All security software from any vendor is going to have issues, and often you just have to go with whatever the company is running for the whole environment and not compromising security because of some jokes from the 90s
*nix started from a better _initial_ posture as it was multi-user, permissioned, and network-aware from the start (vs. corporate MS-DOS => single user => GUI => networked), but MS really doubled down on systematic improvements that Linux is only now going through.
See the recent CUPS fiasco, C-code from 1999 running as root, and the "stuck in the mud" mentality that Linux has because there isn't the appetite for consistent investment and wholesale overhauls.
It has to do with "activation energy" and "local maxima". Linux feels like it's reached the local maxima, and it's a pretty tall peak to start from, so we can't get over the hump to make a step-change or drop back to a hypothetical "POSIX 0.5" so we can pivot to a "POSIX 2.0" (eg: take the loss for a decade or so in reduced functionality to end up on a more sane "other side" with better security principles and systematic depreciation of inefficient or insecure API-types).

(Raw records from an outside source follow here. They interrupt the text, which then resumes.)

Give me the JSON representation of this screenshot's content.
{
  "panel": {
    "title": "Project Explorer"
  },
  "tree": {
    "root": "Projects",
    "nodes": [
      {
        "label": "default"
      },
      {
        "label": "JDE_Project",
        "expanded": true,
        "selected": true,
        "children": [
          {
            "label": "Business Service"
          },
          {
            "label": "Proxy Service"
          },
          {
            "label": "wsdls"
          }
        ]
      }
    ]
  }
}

There was a LWN article which talked about "permissions should be managed at the mount level, not the file level", and honestly that makes so much more sense, but it "loses" POSIX, and no one person is willing to "break linux" to admit to that mistake. Tons of other examples (eg: file race conditions, unprivileged by default, more protections on /usr than /home, etc)
Doesn't seem to have really worked for MS though, as evidenced by their many significant security lapses over the last several years.
The US Gov even officially called them out on it a few months ago, specifically singling out MS for their atrocious repeated security fuck ups.
https://www.itprotoday.com/attacks-breaches/the-story-behind...
https://www.microsoft.com/en-us/security/blog/2022/01/21/cel...
...while they may also (deservedly) be getting flack now, 20 years ago it was orders of magnitude worse.